Thibaut Pez / Soleil Noir
En 2019, nous avions totalement flashé sur le premier EP de Thibaut Pez, « Garçon Formidable », et son single phare, le très addictif « Que tu meures ». Il revient aujourd’hui avec un nouvel EP toujours aussi pop, « Soleil Noir », qui pourrait être exactement la définition de la musique de Thibaut : solaire et sombre, parée d’atours électroniques et dansants, mais distillant un propos plus noir et moins anecdotique qu’il n’y parait. Plutôt influencé par ses consoeurs pop telles que Robyn ou Kylie, Thibaut fait une musique obstinément queer dont il est l’un des rares représentants masculins, surtout en France. Rarement prise au sérieux de ce côté-ci de l’Atlantique, la musique dite de danse est souvent moquée pour sa légèreté. Pourtant, depuis les années 80, on connait le pouvoir subversif de la pop, et Thibaut Pez a le mérite de créer une musique hédoniste et touchante, dont le coeur mélodique n’est pas la moindre de ses qualités. L’élégance dont il fait preuve et la réalisation d’Apolo Noir font de ce « Soleil Noir » un astre pop aussi nécessaire que léger, qui mêle titres accrocheurs et sujets touchy, reprises de Mylène Farmer et beats up tempo. Thibaut Pez est exactement le chaînon manquant entre Yelle et Alex Beaupain, et on espère que ces nouvelles chansons sauront toucher un public de plus en plus large.
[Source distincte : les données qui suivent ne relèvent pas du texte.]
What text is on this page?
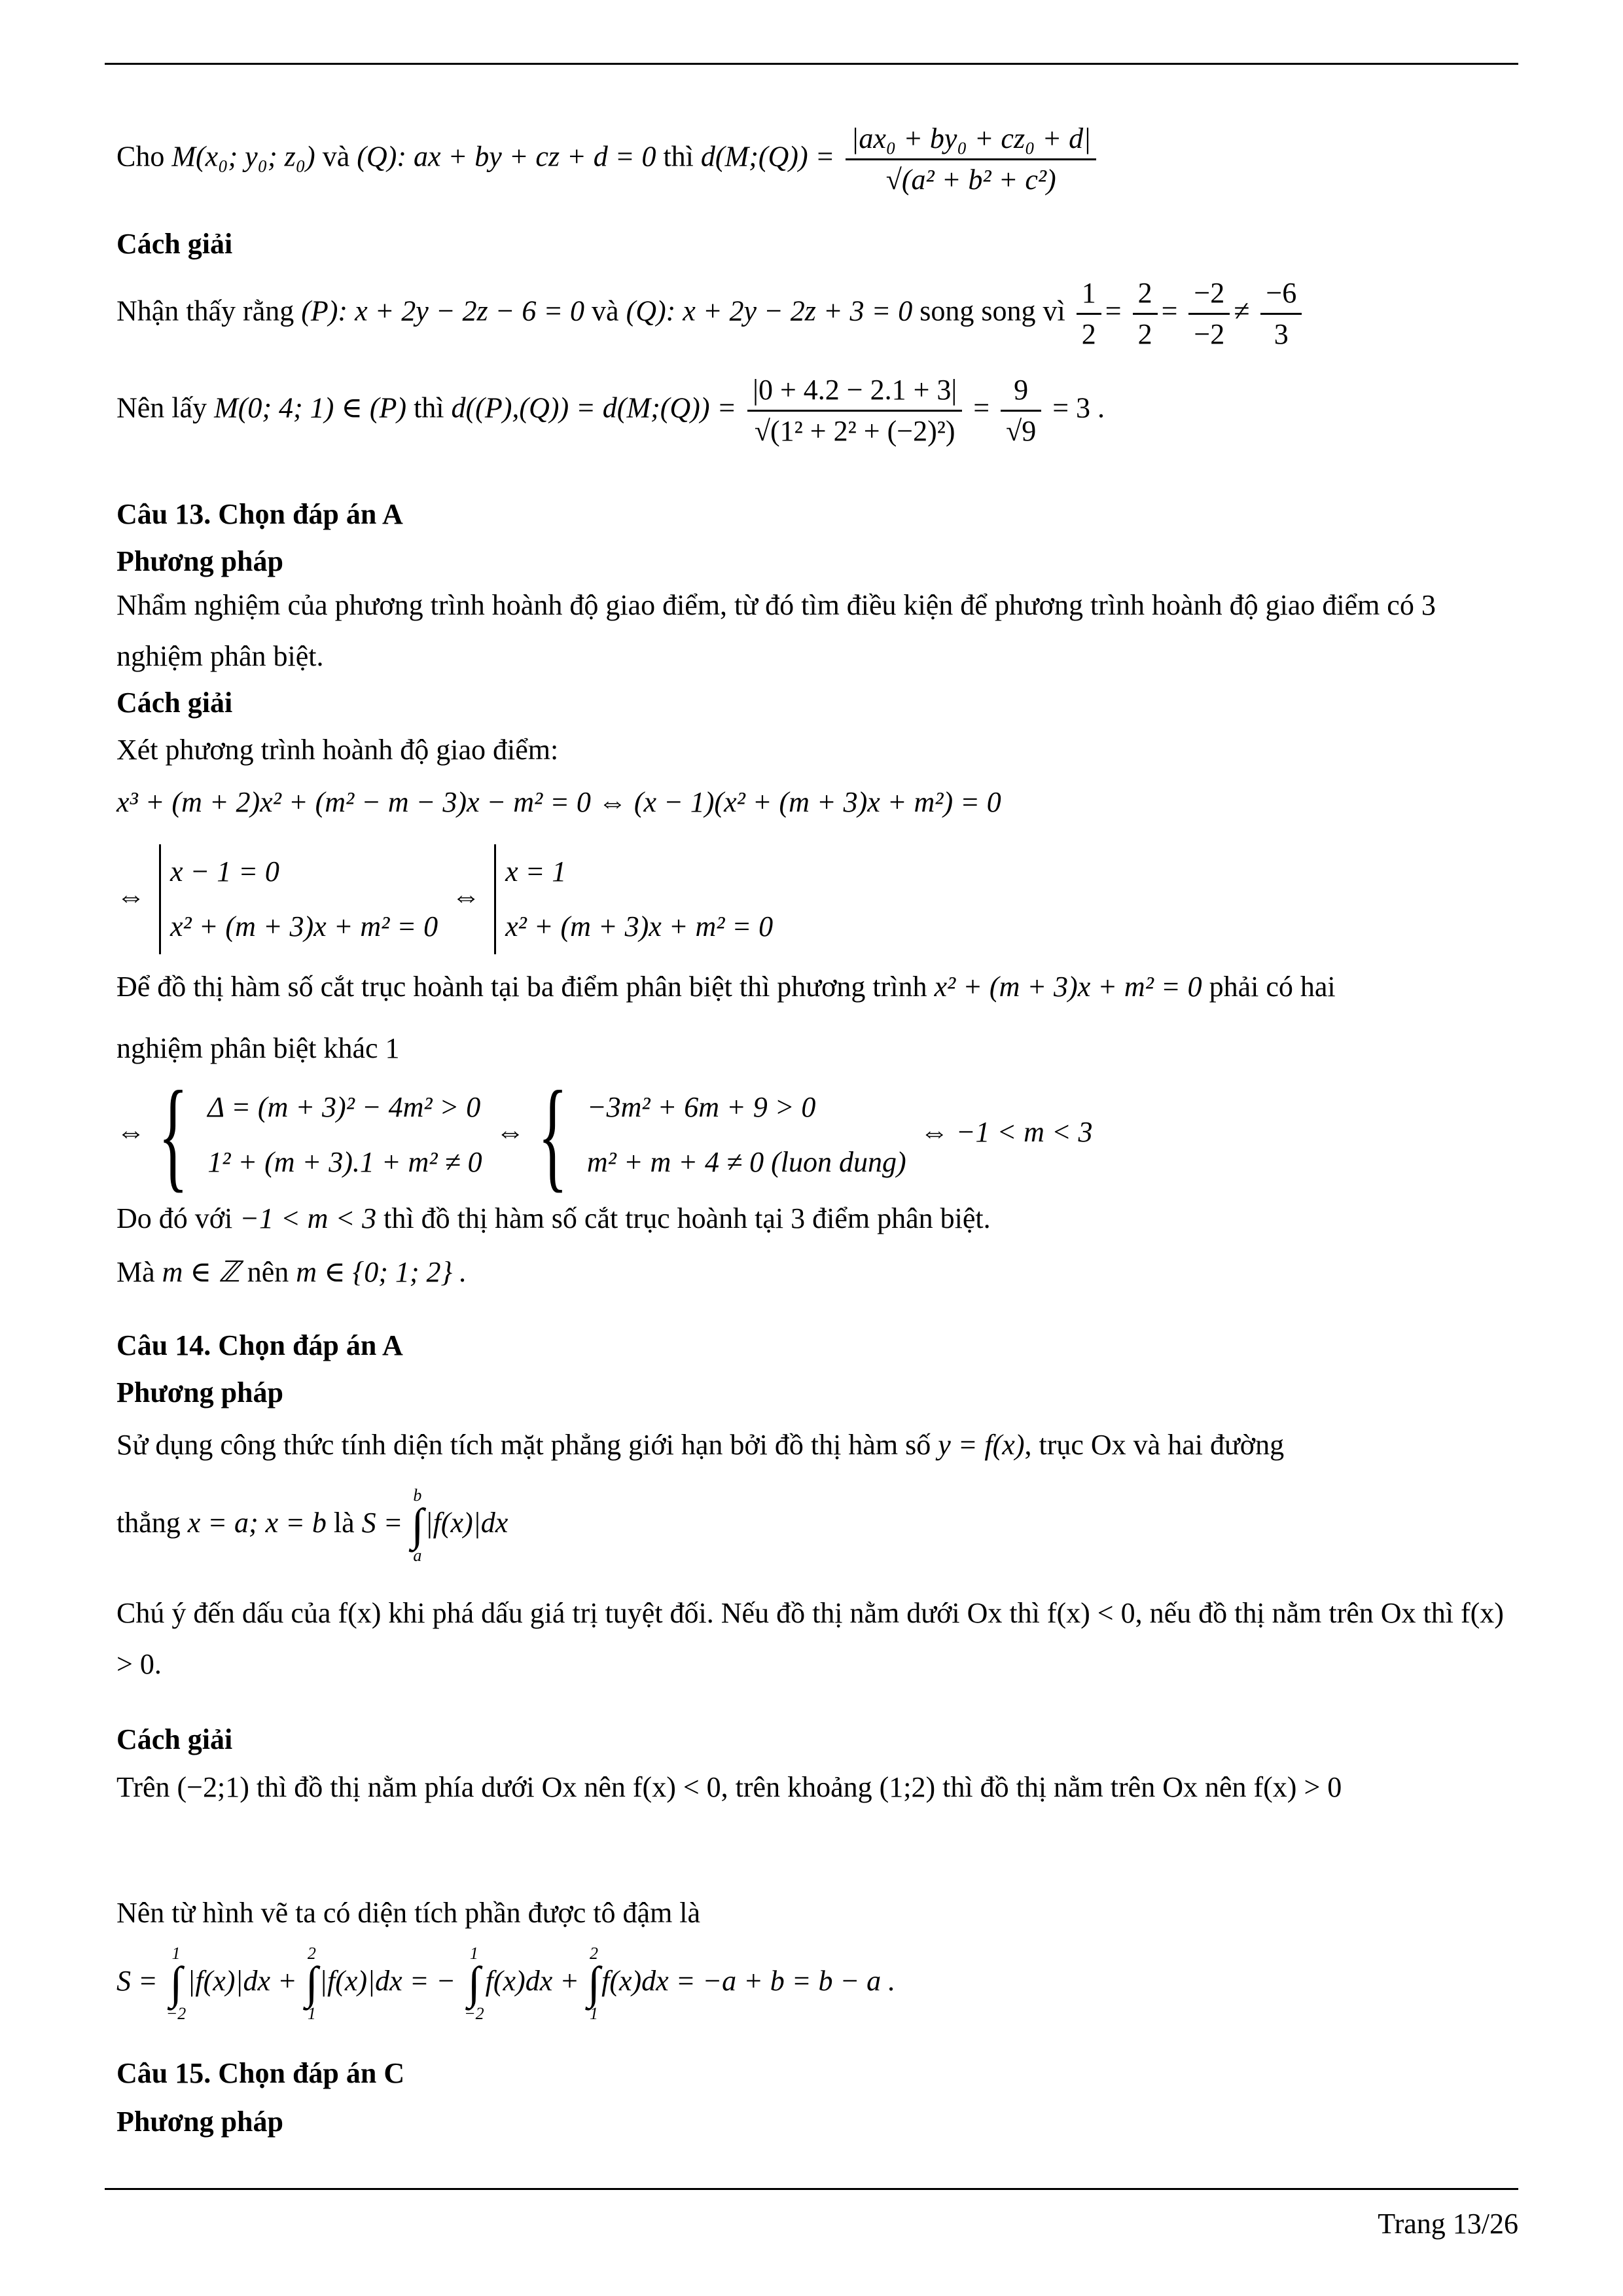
Cho M(x₀; y₀; z₀) và (Q): ax + by + cz + d = 0 thì d(M;(Q)) = $\frac{\text{|ax₀ + by₀ + cz₀ + d|}}{\text{√(a² + b² + c²)}}$
Cách giải
Nhận thấy rằng (P): x + 2y − 2z − 6 = 0 và (Q): x + 2y − 2z + 3 = 0 song song vì $\frac{1}{2} = \frac{2}{2} = \frac{-2}{-2} \ne \frac{-6}{3}$
Nên lấy M(0; 4; 1) ∈ (P) thì d((P),(Q)) = d(M;(Q)) = $\frac{|0 + 4.2 - 2.1 + 3|}{\text{√(1² + 2² + (−2)²)}} = \frac{9}{√9} = 3$ .
Câu 13. Chọn đáp án A
Phương pháp
Nhẩm nghiệm của phương trình hoành độ giao điểm, từ đó tìm điều kiện để phương trình hoành độ giao điểm có 3 nghiệm phân biệt.
Cách giải
Xét phương trình hoành độ giao điểm:
x³ + (m + 2)x² + (m² − m − 3)x − m² = 0 ⇔ (x − 1)(x² + (m + 3)x + m²) = 0
⇔
x − 1 = 0
x² + (m + 3)x + m² = 0
⇔
x = 1
x² + (m + 3)x + m² = 0
Để đồ thị hàm số cắt trục hoành tại ba điểm phân biệt thì phương trình x² + (m + 3)x + m² = 0 phải có hai
nghiệm phân biệt khác 1
⇔ { Δ = (m + 3)² − 4m² > 0
1² + (m + 3).1 + m² ≠ 0
⇔ { −3m² + 6m + 9 > 0
m² + m + 4 ≠ 0 (luon dung)
⇔ −1 < m < 3
Do đó với −1 < m < 3 thì đồ thị hàm số cắt trục hoành tại 3 điểm phân biệt.
Mà m ∈ ℤ nên m ∈ {0; 1; 2} .
Câu 14. Chọn đáp án A
Phương pháp
Sử dụng công thức tính diện tích mặt phẳng giới hạn bởi đồ thị hàm số y = f(x), trục Ox và hai đường
thẳng x = a; x = b là S =
b
∫
a
|f(x)|dx
Chú ý đến dấu của f(x) khi phá dấu giá trị tuyệt đối. Nếu đồ thị nằm dưới Ox thì f(x) < 0, nếu đồ thị nằm trên Ox thì f(x) > 0.
Cách giải
Trên (−2;1) thì đồ thị nằm phía dưới Ox nên f(x) < 0, trên khoảng (1;2) thì đồ thị nằm trên Ox nên f(x) > 0
Nên từ hình vẽ ta có diện tích phần được tô đậm là
S =
1
∫
−2
|f(x)|dx +
2
∫
1
|f(x)|dx = −
1
∫
−2
f(x)dx +
2
∫
1
f(x)dx = −a + b = b − a .
Câu 15. Chọn đáp án C
Phương pháp
Trang 13/26
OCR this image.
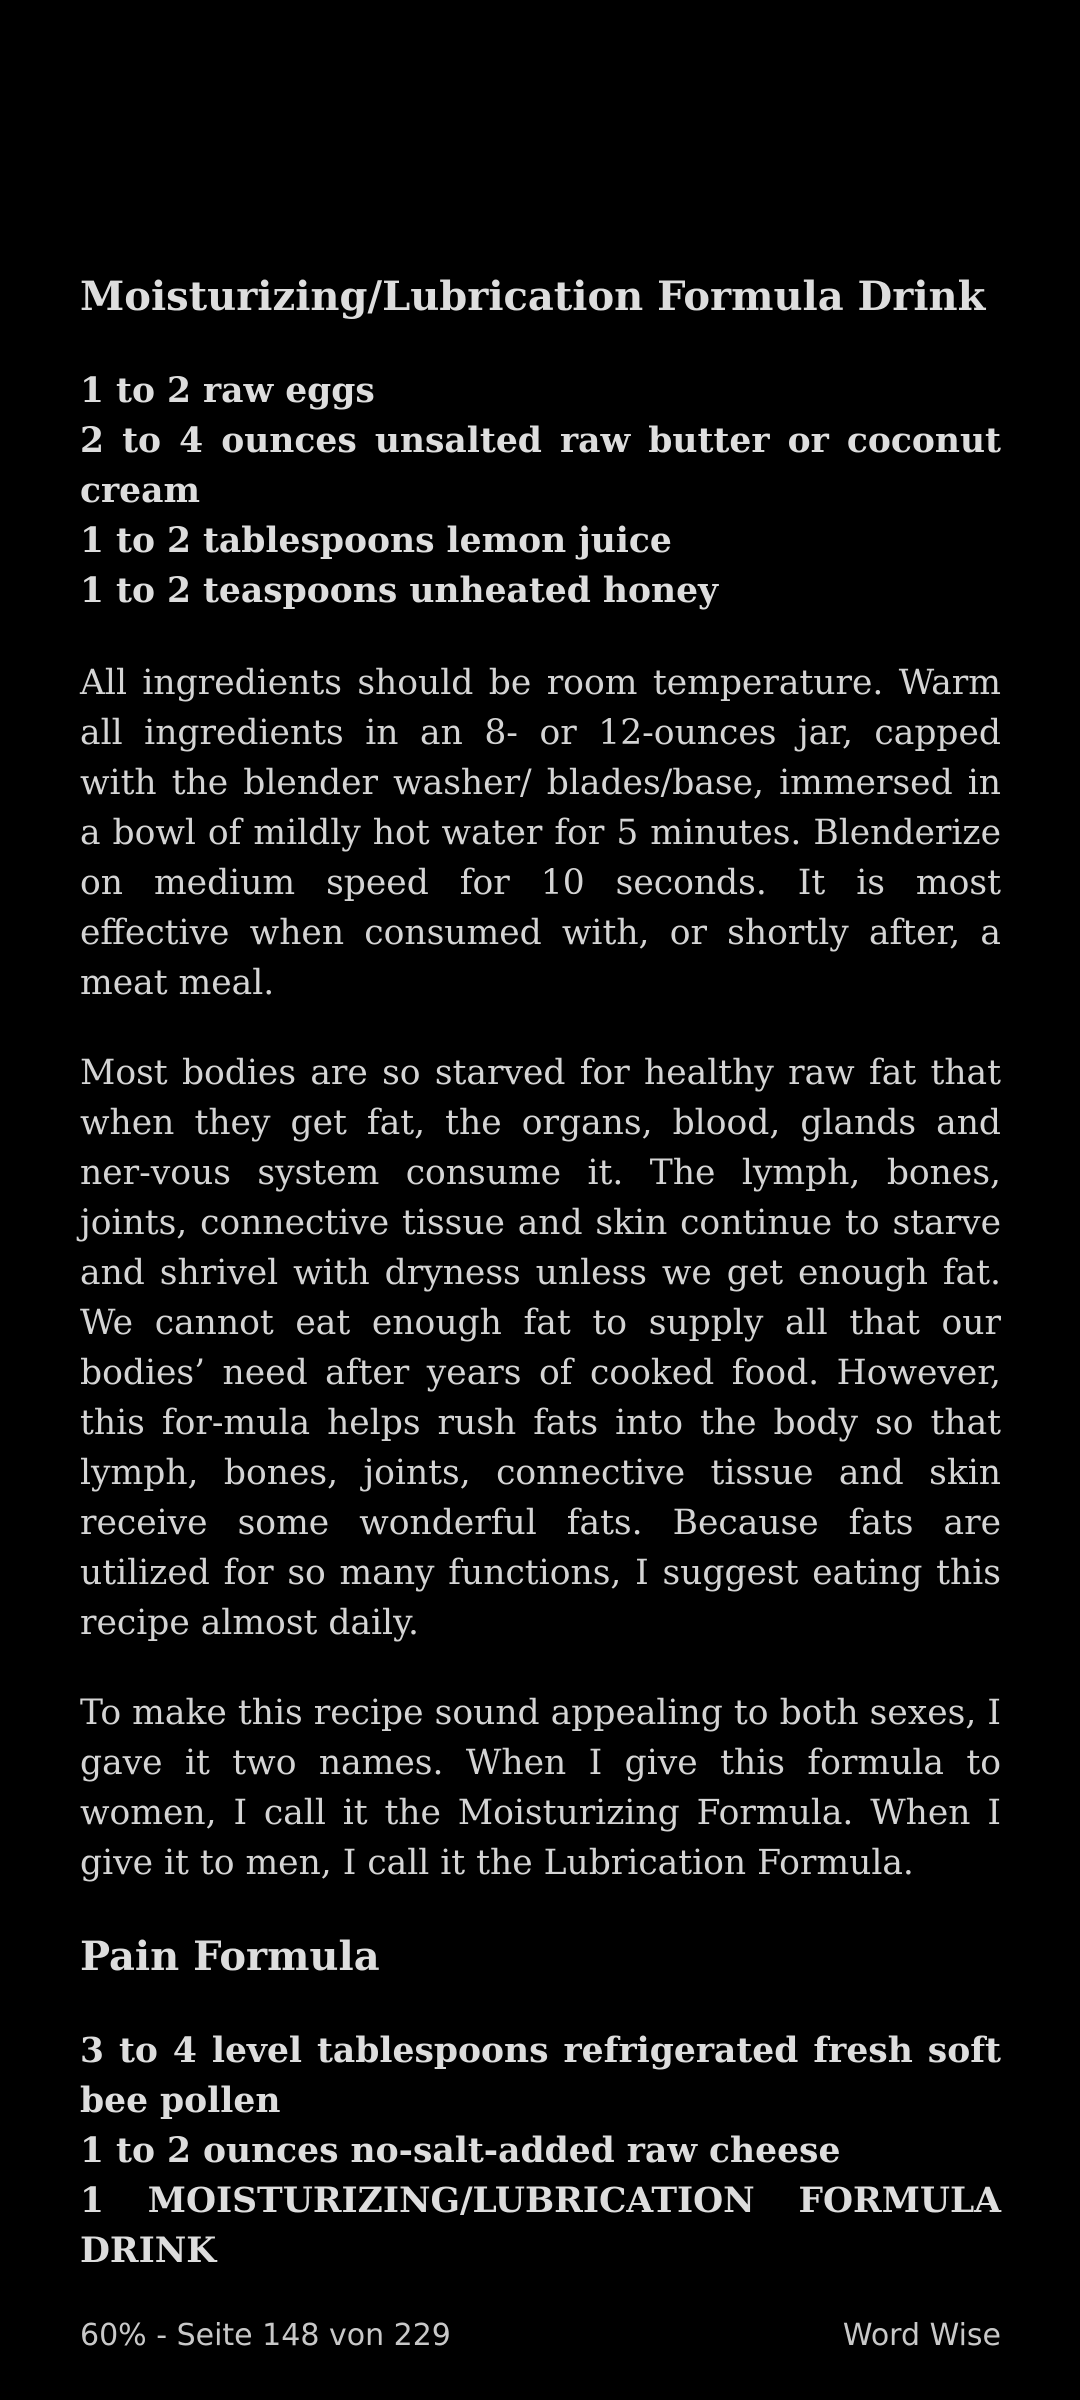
Moisturizing/Lubrication Formula Drink
1 to 2 raw eggs
2 to 4 ounces unsalted raw butter or coconut cream
1 to 2 tablespoons lemon juice
1 to 2 teaspoons unheated honey
All ingredients should be room temperature. Warm all ingredients in an 8- or 12-ounces jar, capped with the blender washer/ blades/base, immersed in a bowl of mildly hot water for 5 minutes. Blenderize on medium speed for 10 seconds. It is most effective when consumed with, or shortly after, a meat meal.
Most bodies are so starved for healthy raw fat that when they get fat, the organs, blood, glands and ner-vous system consume it. The lymph, bones, joints, connective tissue and skin continue to starve and shrivel with dryness unless we get enough fat. We cannot eat enough fat to supply all that our bodies’ need after years of cooked food. However, this for-mula helps rush fats into the body so that lymph, bones, joints, connective tissue and skin receive some wonderful fats. Because fats are utilized for so many functions, I suggest eating this recipe almost daily.
To make this recipe sound appealing to both sexes, I gave it two names. When I give this formula to women, I call it the Moisturizing Formula. When I give it to men, I call it the Lubrication Formula.
Pain Formula
3 to 4 level tablespoons refrigerated fresh soft bee pollen
1 to 2 ounces no-salt-added raw cheese
1 MOISTURIZING/LUBRICATION FORMULA DRINK
60% - Seite 148 von 229	Word Wise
Christine & The Queens / Redcar Les Adorables Etoiles
Pour être tout à fait honnête, nous n’avions guère gouté aux deux premiers albums de la néanmoins talentueuse Héloïse Letissier et ses avatars Christine & The Queens et Chris, parasités selon nous par ce qui est désormais une norme dans la pop français et internationale : le message sociétal. Il y avait (et toujours) dans le propos du désormais Redcar, des messages sur le genre, un jeu sur l’identité sexuelle et une envie de clamer sa différence qui paraissaient à notre sens jouer plus le jeu du marketing, de l’air du temps, mais de manière un peu lourde. Moins pop qu’un Bowie ou qu’une Lady Gaga qui ont aussi joué ce jeu là. Mais peut être que nous sommes un peu vieux jeu et que les préoccupations sur le genre prennent le pas sur la musique et qu’elle devient un vecteur pour changer le monde et les mentalités que nous ne saisissons pas tout à fait.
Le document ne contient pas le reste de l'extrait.